The University of Cambridge’s work tackling some of the world’s most pressing environmental issues will be boosted by the creation of the new King Charles III Professorship – launched in recognition of His Majesty’s lifelong interest in the environment. The new role will provide a focus for leadership in the field of sustainability, and build on the University’s world-leading research and education.

Launched to mark the King’s Coronation, the Professorship is funded by Trinity College, Cambridge, which also unveiled on 6 May a ‘wild crown’ in tribute to the King, who is an alumnus of the College, and launched a new punt named ‘Charles’.

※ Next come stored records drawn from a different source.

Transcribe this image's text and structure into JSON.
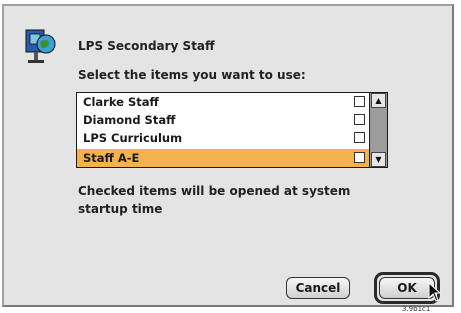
{
  "dialog": {
    "server_name": "LPS Secondary Staff",
    "prompt": "Select the items you want to use:",
    "items": [
      {
        "label": "Clarke Staff",
        "checked": false,
        "selected": false
      },
      {
        "label": "Diamond Staff",
        "checked": false,
        "selected": false
      },
      {
        "label": "LPS Curriculum",
        "checked": false,
        "selected": false
      },
      {
        "label": "Staff A-E",
        "checked": false,
        "selected": true
      }
    ],
    "info": "Checked items will be opened at system startup time",
    "buttons": {
      "cancel": "Cancel",
      "ok": "OK"
    },
    "version": "3.9b1c1",
    "colors": {
      "selection": "#f3b24e",
      "background": "#e4e4e4"
    }
  }
}
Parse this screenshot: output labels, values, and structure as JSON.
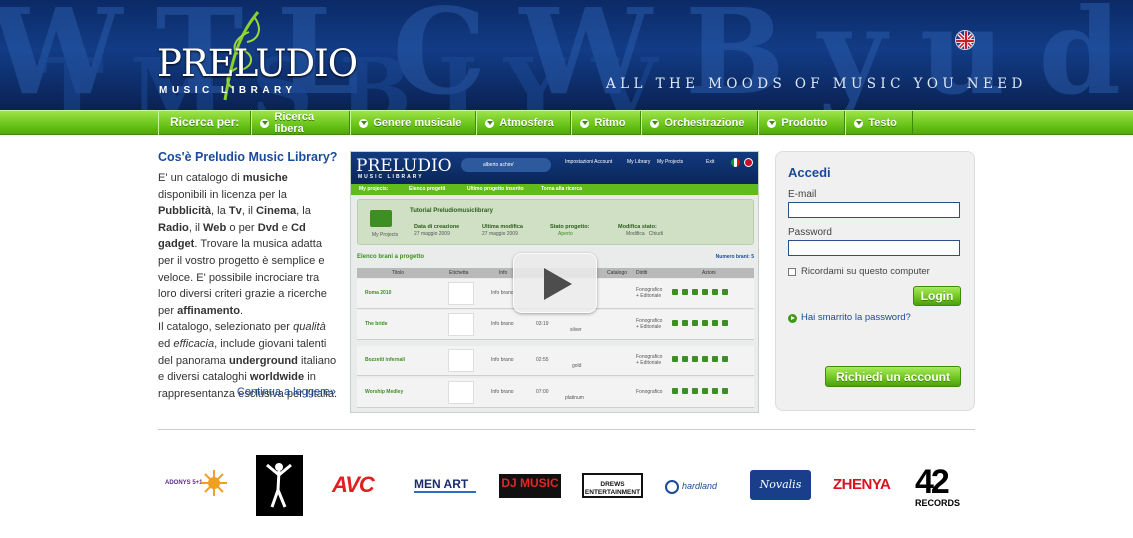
{
  "header": {
    "logo_title": "PRELUDIO",
    "logo_subtitle": "MUSIC LIBRARY",
    "tagline": "ALL THE MOODS OF MUSIC YOU NEED",
    "bg_letters_1": "W T L C W B y u d V p W L C M B",
    "bg_letters_2": "T M S B I Y V",
    "language_flag": "uk-flag-icon"
  },
  "nav": {
    "label": "Ricerca per:",
    "items": [
      "Ricerca libera",
      "Genere musicale",
      "Atmosfera",
      "Ritmo",
      "Orchestrazione",
      "Prodotto",
      "Testo"
    ]
  },
  "intro": {
    "title": "Cos'è Preludio Music Library?",
    "more_link": "Continua a leggere»"
  },
  "video": {
    "logo": "PRELUDIO",
    "logo_sub": "MUSIC LIBRARY",
    "user": "alberto achire'",
    "menu": [
      "Impostazioni Account",
      "My Library",
      "My Projects",
      "Exit"
    ],
    "tabs": [
      "My projects:",
      "Elenco progetti",
      "Ultimo progetto inserito",
      "Torna alla ricerca"
    ],
    "folder_label": "My Projects",
    "project_title": "Tutorial Preludiomusiclibrary",
    "meta": [
      {
        "label": "Data di creazione",
        "value": "27 maggio 2009"
      },
      {
        "label": "Ultima modifica",
        "value": "27 maggio 2009"
      },
      {
        "label": "Stato progetto:",
        "value": "Aperto"
      },
      {
        "label": "Modifica stato:",
        "value": "Modifica   Chiudi"
      }
    ],
    "list_title": "Elenco brani a progetto",
    "list_count": "Numero brani: 5",
    "columns": [
      "Titolo",
      "Etichetta",
      "Info",
      "Durata",
      "Livello",
      "Catalogo",
      "Diritti",
      "Azioni"
    ],
    "rows": [
      {
        "title": "Roma 2010",
        "info": "Info brano",
        "duration": "",
        "level": "",
        "rights": "Fonografico + Editoriale"
      },
      {
        "title": "The bride",
        "info": "Info brano",
        "duration": "03:19",
        "level": "silver",
        "rights": "Fonografico + Editoriale"
      },
      {
        "title": "Bozzetti infernali",
        "info": "Info brano",
        "duration": "02:55",
        "level": "gold",
        "rights": "Fonografico + Editoriale"
      },
      {
        "title": "Worship Medley",
        "info": "Info brano",
        "duration": "07:00",
        "level": "platinum",
        "rights": "Fonografico"
      }
    ]
  },
  "login": {
    "title": "Accedi",
    "email_label": "E-mail",
    "password_label": "Password",
    "remember_label": "Ricordami su questo computer",
    "login_button": "Login",
    "forgot_link": "Hai smarrito la password?",
    "signup_button": "Richiedi un account"
  },
  "labels": [
    "ADONYS 5+1",
    "AVC",
    "MEN ART",
    "DJ MUSIC",
    "DREWS ENTERTAINMENT",
    "hardland",
    "Novalis",
    "ZHENYA",
    "42 RECORDS"
  ],
  "colors": {
    "brand_blue": "#1a4a9a",
    "brand_green": "#6dc71c",
    "header_bg": "#0b2a66"
  }
}
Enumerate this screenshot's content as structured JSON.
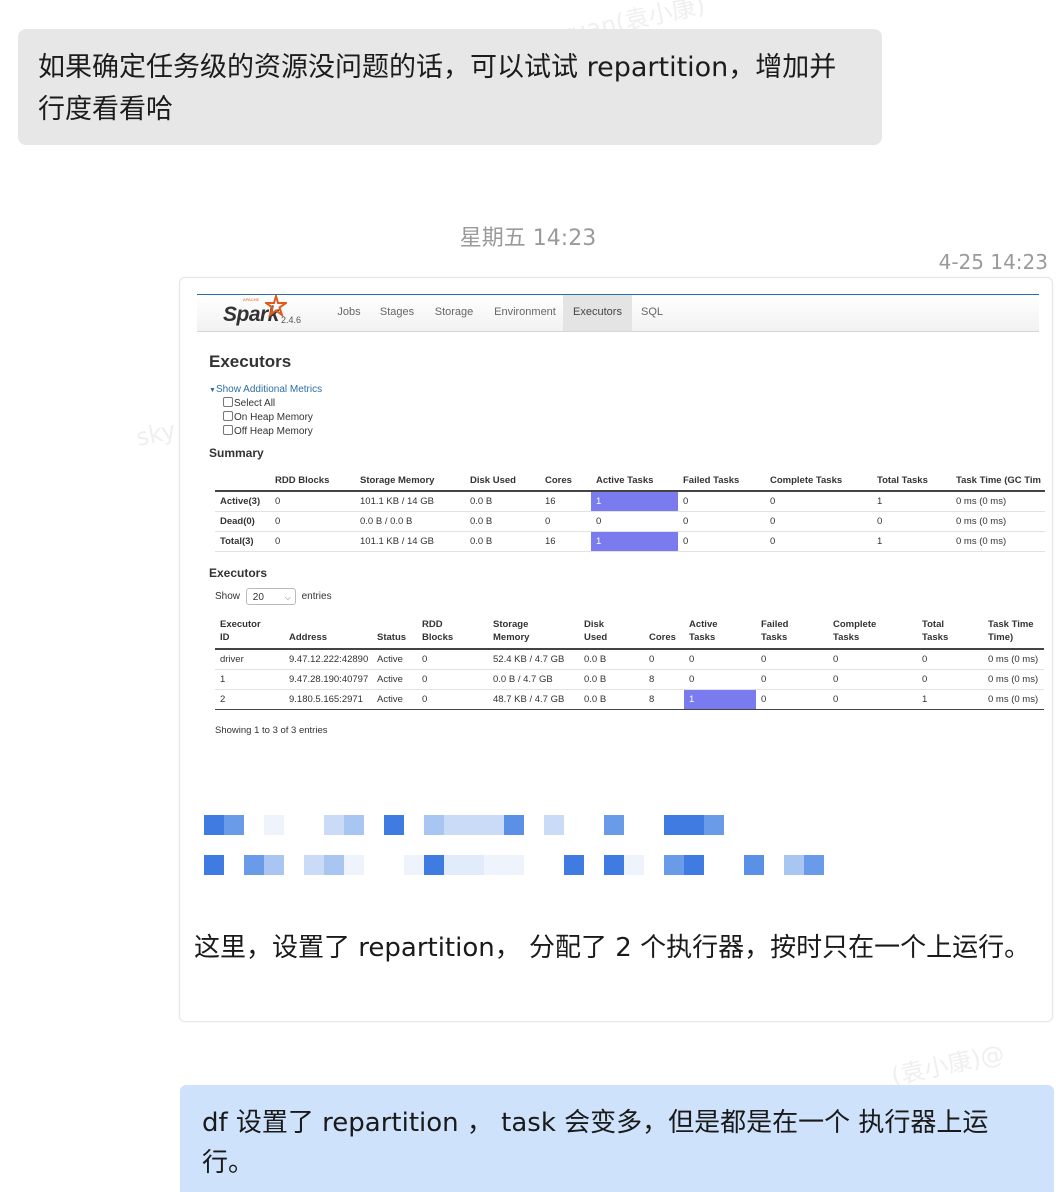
{
  "messages": {
    "top": "如果确定任务级的资源没问题的话，可以试试 repartition，增加并行度看看哈",
    "day_time": "星期五 14:23",
    "card_time": "4-25 14:23",
    "card_caption": "这里，设置了 repartition， 分配了 2 个执行器，按时只在一个上运行。",
    "bottom": "df 设置了 repartition ， task 会变多，但是都是在一个 执行器上运行。"
  },
  "spark": {
    "brand": "Spark",
    "version": "2.4.6",
    "tabs": [
      "Jobs",
      "Stages",
      "Storage",
      "Environment",
      "Executors",
      "SQL"
    ],
    "active_tab": "Executors",
    "title": "Executors",
    "metrics_link": "Show Additional Metrics",
    "metric_options": [
      "Select All",
      "On Heap Memory",
      "Off Heap Memory"
    ],
    "summary_title": "Summary",
    "summary_headers": [
      "",
      "RDD Blocks",
      "Storage Memory",
      "Disk Used",
      "Cores",
      "Active Tasks",
      "Failed Tasks",
      "Complete Tasks",
      "Total Tasks",
      "Task Time (GC Tim"
    ],
    "summary_rows": [
      [
        "Active(3)",
        "0",
        "101.1 KB / 14 GB",
        "0.0 B",
        "16",
        "1",
        "0",
        "0",
        "1",
        "0 ms (0 ms)"
      ],
      [
        "Dead(0)",
        "0",
        "0.0 B / 0.0 B",
        "0.0 B",
        "0",
        "0",
        "0",
        "0",
        "0",
        "0 ms (0 ms)"
      ],
      [
        "Total(3)",
        "0",
        "101.1 KB / 14 GB",
        "0.0 B",
        "16",
        "1",
        "0",
        "0",
        "1",
        "0 ms (0 ms)"
      ]
    ],
    "executors_title": "Executors",
    "show_label": "Show",
    "show_value": "20",
    "entries_label": "entries",
    "executor_headers": [
      [
        "Executor",
        "ID"
      ],
      [
        "",
        "Address"
      ],
      [
        "",
        "Status"
      ],
      [
        "RDD",
        "Blocks"
      ],
      [
        "Storage",
        "Memory"
      ],
      [
        "Disk",
        "Used"
      ],
      [
        "",
        "Cores"
      ],
      [
        "Active",
        "Tasks"
      ],
      [
        "Failed",
        "Tasks"
      ],
      [
        "Complete",
        "Tasks"
      ],
      [
        "Total",
        "Tasks"
      ],
      [
        "Task Time",
        "Time)"
      ]
    ],
    "executor_rows": [
      [
        "driver",
        "9.47.12.222:42890",
        "Active",
        "0",
        "52.4 KB / 4.7 GB",
        "0.0 B",
        "0",
        "0",
        "0",
        "0",
        "0",
        "0 ms (0 ms)"
      ],
      [
        "1",
        "9.47.28.190:40797",
        "Active",
        "0",
        "0.0 B / 4.7 GB",
        "0.0 B",
        "8",
        "0",
        "0",
        "0",
        "0",
        "0 ms (0 ms)"
      ],
      [
        "2",
        "9.180.5.165:2971",
        "Active",
        "0",
        "48.7 KB / 4.7 GB",
        "0.0 B",
        "8",
        "1",
        "0",
        "0",
        "1",
        "0 ms (0 ms)"
      ]
    ],
    "showing_text": "Showing 1 to 3 of 3 entries"
  },
  "colors": {
    "top_bubble": "#e7e7e7",
    "bottom_bubble": "#cfe2fb",
    "active_task_bar": "#7b7bf0",
    "mosaic_blue": "#3f7be0"
  }
}
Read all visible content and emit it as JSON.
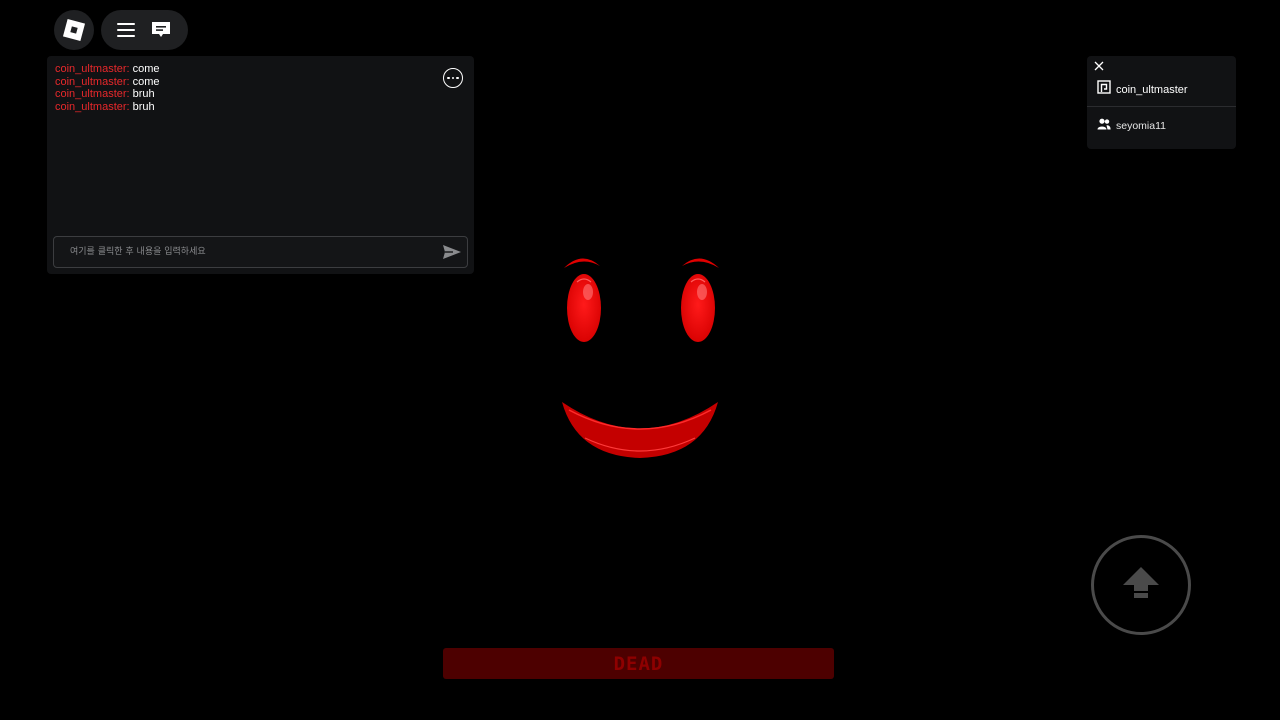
{
  "topbar": {
    "icons": [
      "roblox-logo-icon",
      "menu-icon",
      "chat-icon"
    ]
  },
  "chat": {
    "messages": [
      {
        "user": "coin_ultmaster:",
        "text": "come"
      },
      {
        "user": "coin_ultmaster:",
        "text": "come"
      },
      {
        "user": "coin_ultmaster:",
        "text": "bruh"
      },
      {
        "user": "coin_ultmaster:",
        "text": "bruh"
      }
    ],
    "input_placeholder": "여기를 클릭한 후 내용을 입력하세요",
    "username_color": "#e8282b"
  },
  "player_list": {
    "local_player": "coin_ultmaster",
    "other_player": "seyomia11"
  },
  "status_bar": {
    "label": "DEAD",
    "bar_color": "#4d0000",
    "text_color": "#8e0000"
  },
  "face": {
    "color": "#ff0000"
  }
}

Trinity’s Vice Master, Professor Louise Merrett, said: “The Coronation of King Charles III is an opportunity not only to reflect on Trinity’s past but importantly also to look to the future. Trinity is delighted to support this new University professorial role, the holder of which will investigate some of the most pressing environmental issues we face today.”

Hand woven from English willow by Trinity’s gardeners, the Wild Crown is wildlife friendly, sustainable and recyclable. Studded with succulent-plant ‘jewels’, topped with handwoven ball ‘finials’, and wrapped in ‘ermine’ wool, it will be dismantled and rewilded in Trinity’s gardens after the Coronation.

Deputy Head Gardener Karen Wells said the idea grew from discussions among the gardeners and their skills – including a gardener with a degree in fashion design and several with willow-weaving experience.

“Many of our team enjoy crafting things – the beauty of this entirely recyclable Wild Crown is that it will be rewilded to benefit wildlife and the gardens here. We like to think His Majesty would approve!”

Crafted by Puntman Paul Joyce, the new punt is named in honour of the monarch, King Charles III, and in keeping with the College tradition, drawing on its own name, of playing on the number three.

Among Trinity’s fleet are punts named Wise Man, Point Turn, Nenya, Fluffy and for the scientifically minded, Codon, Lithium and Baryon.

Cambridge students, Camilla Esnou, in her third year of Law at Queens’, and Charles Li, also in his third year, studying Maths at Trinity, enjoyed Charles’ inaugural voyage after the Master Dame Sally Davies and Fellow in Charge of Punts Dr Rupert Gatti, together with the Trinity puntsmen, launched the new craft.